I know this was long and drawn out.. I apologize for that... I tried to keep simple, yet... it was impossible... I don't know what to do anymore though. I miss him and I know he misses me... We live in the same house, sleep in the same bed, been together for 20yrs.. yet, it's like we are complete strangers. It is hurting us both...
@tkazzy79
Unfortunately the other girls created a rival bond.
My 2nd husband cheated and in the end he put everything and everyone above me. He had moved in a rival. I was sick recovering from a serious auto accident wanted her gone. He chose to keep her so I left that night.
I never went back to him.
These things are hard to get over; wishing you well.
@RogueOne1983
The girls were never together, these were all separate occasions. There really was no rival bond. I do understand what you are saying though. Luckily, through it all, he did choose me over them. They all had their own issues and no matter how it was looked at, it would have never worked out.

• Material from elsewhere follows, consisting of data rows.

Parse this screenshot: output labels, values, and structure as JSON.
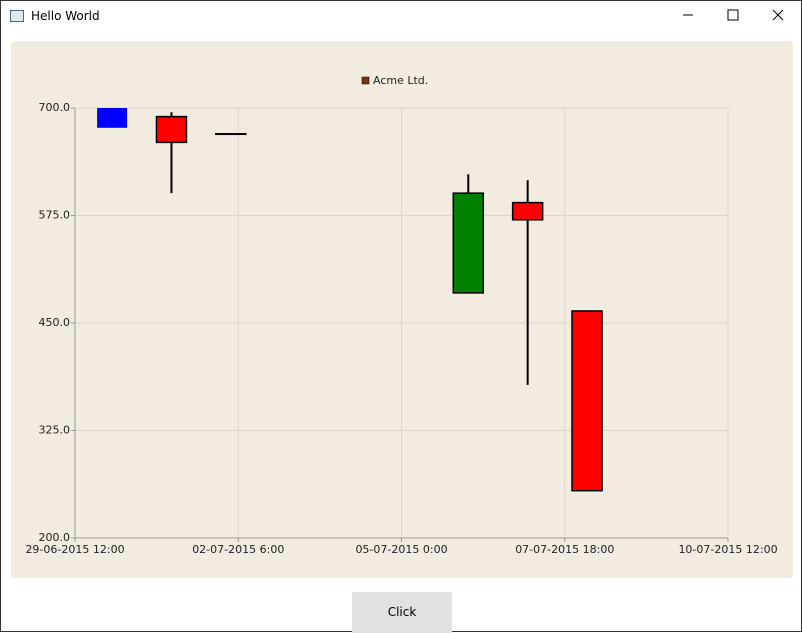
{
  "window": {
    "title": "Hello World"
  },
  "button": {
    "label": "Click"
  },
  "chart_data": {
    "type": "candlestick",
    "x": [
      "2015-06-30T03:00",
      "2015-07-01T03:00",
      "2015-07-02T03:00",
      "2015-07-06T03:00",
      "2015-07-07T03:00",
      "2015-07-08T03:00"
    ],
    "series": [
      {
        "name": "Acme Ltd.",
        "color": "#7a3410",
        "open": [
          677,
          690,
          670,
          485,
          590,
          464
        ],
        "high": [
          700,
          695,
          670,
          623,
          616,
          464
        ],
        "low": [
          677,
          601,
          670,
          485,
          378,
          255
        ],
        "close": [
          700,
          660,
          670,
          601,
          570,
          255
        ],
        "body_colors": [
          "#0000ff",
          "#ff0000",
          "#000000",
          "#008000",
          "#ff0000",
          "#ff0000"
        ]
      }
    ],
    "xlim": [
      "2015-06-29T12:00",
      "2015-07-10T12:00"
    ],
    "xticks": [
      {
        "value": "2015-06-29T12:00",
        "label": "29-06-2015 12:00"
      },
      {
        "value": "2015-07-02T06:00",
        "label": "02-07-2015 6:00"
      },
      {
        "value": "2015-07-05T00:00",
        "label": "05-07-2015 0:00"
      },
      {
        "value": "2015-07-07T18:00",
        "label": "07-07-2015 18:00"
      },
      {
        "value": "2015-07-10T12:00",
        "label": "10-07-2015 12:00"
      }
    ],
    "ylim": [
      200,
      700
    ],
    "yticks": [
      {
        "value": 200,
        "label": "200.0"
      },
      {
        "value": 325,
        "label": "325.0"
      },
      {
        "value": 450,
        "label": "450.0"
      },
      {
        "value": 575,
        "label": "575.0"
      },
      {
        "value": 700,
        "label": "700.0"
      }
    ],
    "grid": true,
    "legend": "top"
  }
}
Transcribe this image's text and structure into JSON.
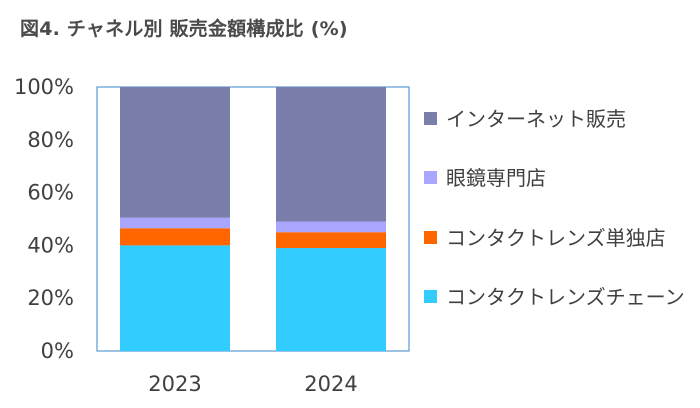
{
  "title": "図4. チャネル別 販売金額構成比 (%)",
  "chart_data": {
    "type": "bar",
    "stacked": true,
    "title": "図4. チャネル別 販売金額構成比 (%)",
    "xlabel": "",
    "ylabel": "",
    "ylim": [
      0,
      100
    ],
    "y_ticks": [
      "0%",
      "20%",
      "40%",
      "60%",
      "80%",
      "100%"
    ],
    "categories": [
      "2023",
      "2024"
    ],
    "grid": false,
    "legend_position": "right",
    "series": [
      {
        "name": "コンタクトレンズチェーン",
        "color": "#33ccff",
        "values": [
          40,
          39
        ]
      },
      {
        "name": "コンタクトレンズ単独店",
        "color": "#ff6600",
        "values": [
          6.5,
          6
        ]
      },
      {
        "name": "眼鏡専門店",
        "color": "#a9a6ff",
        "values": [
          4,
          4
        ]
      },
      {
        "name": "インターネット販売",
        "color": "#7a7eaa",
        "values": [
          49.5,
          51
        ]
      }
    ]
  }
}
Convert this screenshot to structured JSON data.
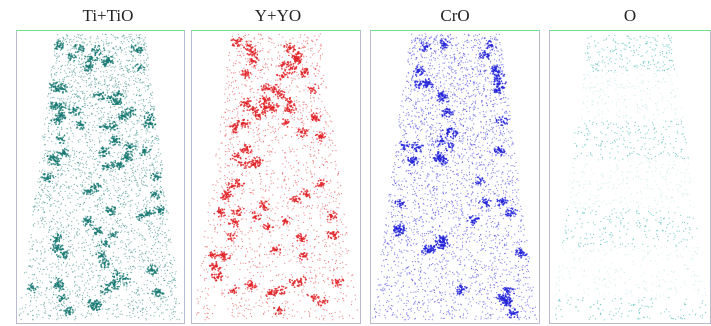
{
  "panels": [
    {
      "label": "Ti+TiO",
      "color": "#1a7a74",
      "density": "high",
      "clusters": "many"
    },
    {
      "label": "Y+YO",
      "color": "#e0262a",
      "density": "medium",
      "clusters": "many"
    },
    {
      "label": "CrO",
      "color": "#2323d8",
      "density": "high",
      "clusters": "some"
    },
    {
      "label": "O",
      "color": "#5cc2bd",
      "density": "low",
      "clusters": "layered"
    }
  ]
}
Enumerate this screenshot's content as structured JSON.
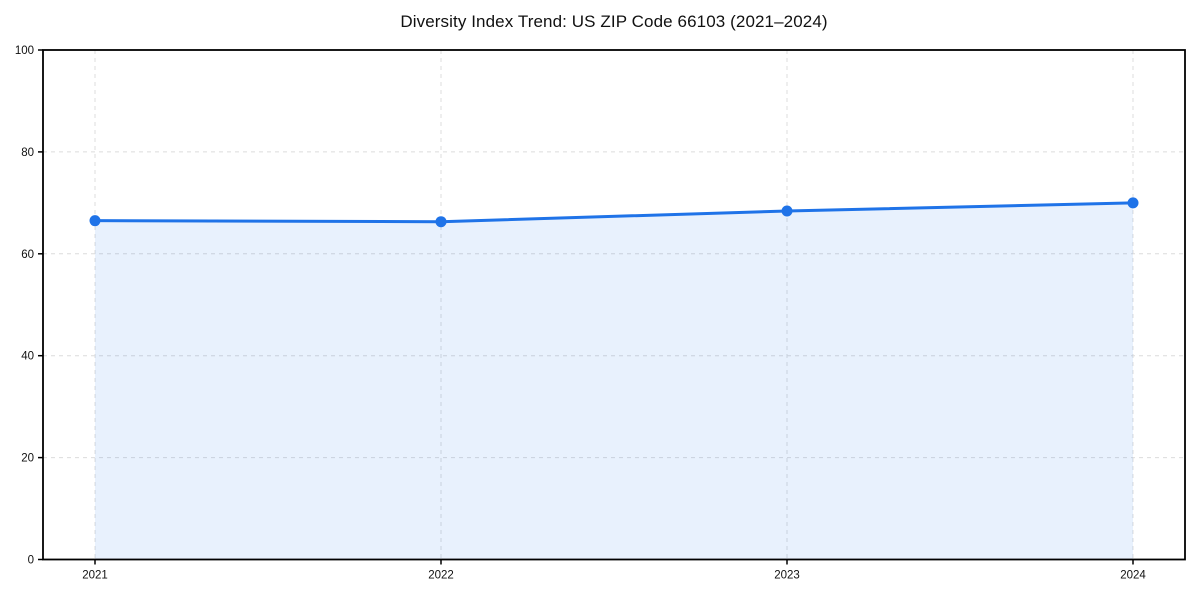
{
  "chart_data": {
    "type": "area",
    "title": "Diversity Index Trend: US ZIP Code 66103 (2021–2024)",
    "categories": [
      "2021",
      "2022",
      "2023",
      "2024"
    ],
    "series": [
      {
        "name": "Diversity Index",
        "values": [
          66.5,
          66.3,
          68.4,
          70.0
        ]
      }
    ],
    "xlabel": "",
    "ylabel": "",
    "ylim": [
      0,
      100
    ],
    "y_ticks": [
      0,
      20,
      40,
      60,
      80,
      100
    ],
    "grid": true,
    "grid_style": "dashed",
    "legend_position": "none",
    "colors": {
      "line": "#1f73e8",
      "marker": "#1f73e8",
      "fill": "#1f73e8",
      "fill_opacity": 0.1,
      "gridline": "#dcdcdc",
      "spine": "#000000",
      "text": "#111111",
      "background": "#ffffff"
    }
  }
}
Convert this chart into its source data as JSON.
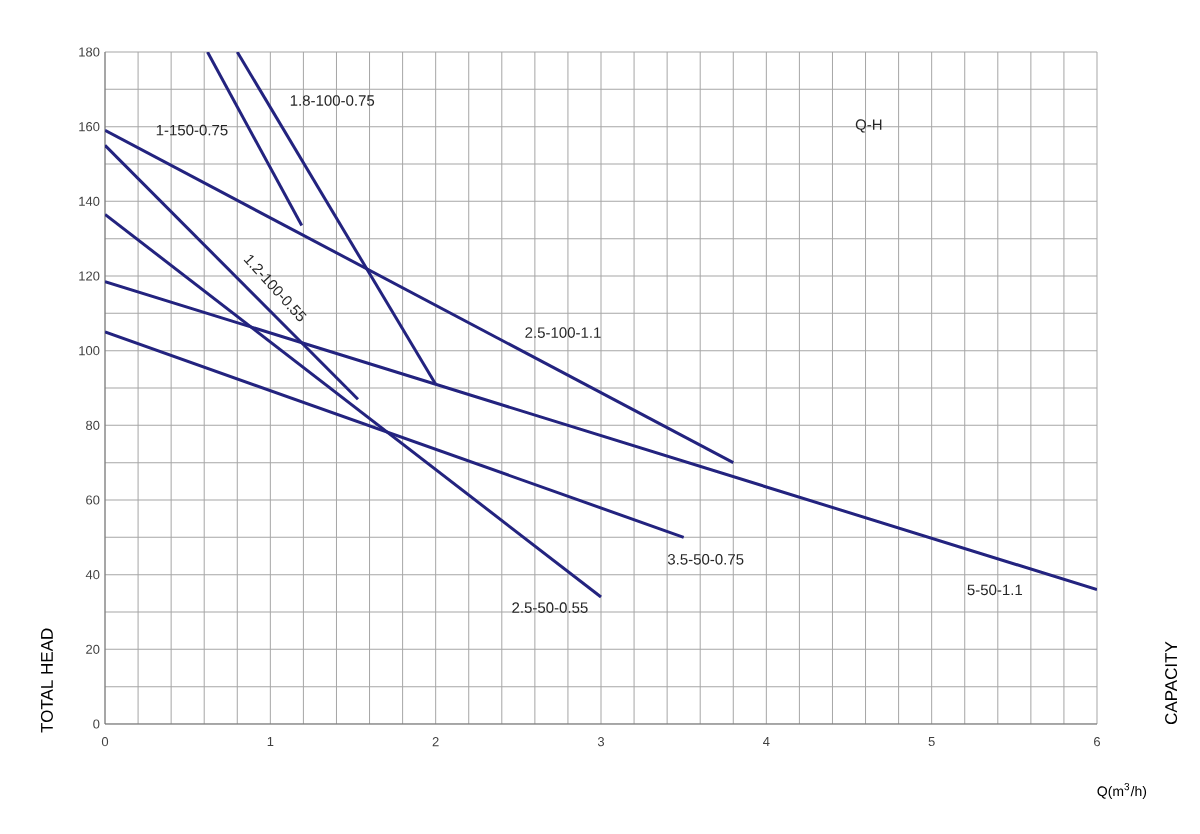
{
  "chart_data": {
    "type": "line",
    "xlabel": "Q(m$^{3}$/h)",
    "ylabel": "TOTAL HEAD",
    "y2label": "CAPACITY",
    "xlim": [
      0,
      6
    ],
    "ylim": [
      0,
      180
    ],
    "xticks": [
      0,
      1,
      2,
      3,
      4,
      5,
      6
    ],
    "yticks": [
      0,
      20,
      40,
      60,
      80,
      100,
      120,
      140,
      160,
      180
    ],
    "grid": true,
    "marker": "none",
    "line_style": "solid",
    "series": [
      {
        "name": "1-150-0.75",
        "color": "#23237f",
        "x": [
          0.62,
          1.19
        ],
        "values": [
          180,
          133.5
        ]
      },
      {
        "name": "1.8-100-0.75",
        "color": "#23237f",
        "x": [
          0.8,
          2.0
        ],
        "values": [
          180,
          91
        ]
      },
      {
        "name": "2.5-100-1.1",
        "color": "#23237f",
        "x": [
          0,
          3.8
        ],
        "values": [
          159,
          70
        ]
      },
      {
        "name": "1.2-100-0.55",
        "color": "#23237f",
        "x": [
          0,
          1.53
        ],
        "values": [
          155,
          87
        ]
      },
      {
        "name": "2.5-50-0.55",
        "color": "#23237f",
        "x": [
          0,
          3.0
        ],
        "values": [
          136.5,
          34
        ]
      },
      {
        "name": "5-50-1.1",
        "color": "#23237f",
        "x": [
          0,
          2.0,
          6
        ],
        "values": [
          118.5,
          91,
          36
        ]
      },
      {
        "name": "3.5-50-0.75",
        "color": "#23237f",
        "x": [
          0,
          3.5
        ],
        "values": [
          105,
          50
        ]
      }
    ],
    "annotations": [
      "Q-H"
    ]
  }
}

I came close to leaving him. I seriously did. Yet, I knew the situations and I know him well enough to know he understands how close he came to losing me. 20 yrs is a long time and I couldn't just toss that aside. I want to work this out, the females are gone, he promises me there won't be anymore searching. (Which, considering he is with me 24/7 now, I can trust that to be true..) It is still hard for me to find that connection again though.
It seems as if we are not connected anymore. There was a a time when depression hit him really hard and he was kind of pushing me away. Which fed into my depression and neither one of us were getting anywhere. His health at the time took a real hard hit for the worse and it naturally didn't help matters at all. Then there's me, not only did depression hit after all that drama... and before then.... Female issues became a thing, have been dealing with pre-menopause for quite sometime now.. wish it would just give in already... So, that hasn't been making things easier either. With all of that, the connection between us has just... faded... and we can't seem to get it back.
@tkazzy79 I don't know what your belief system is but perhaps a marriage focused retreat would be helpful?
Catholics, for example, have Marriage Encounter.
Also have you two considered couples counseling? Things you can try.
Another straightforward way is to choose an activity to do together. Maybe make a garden in your yard. Take up pickleball. Things you two do together will help muchly.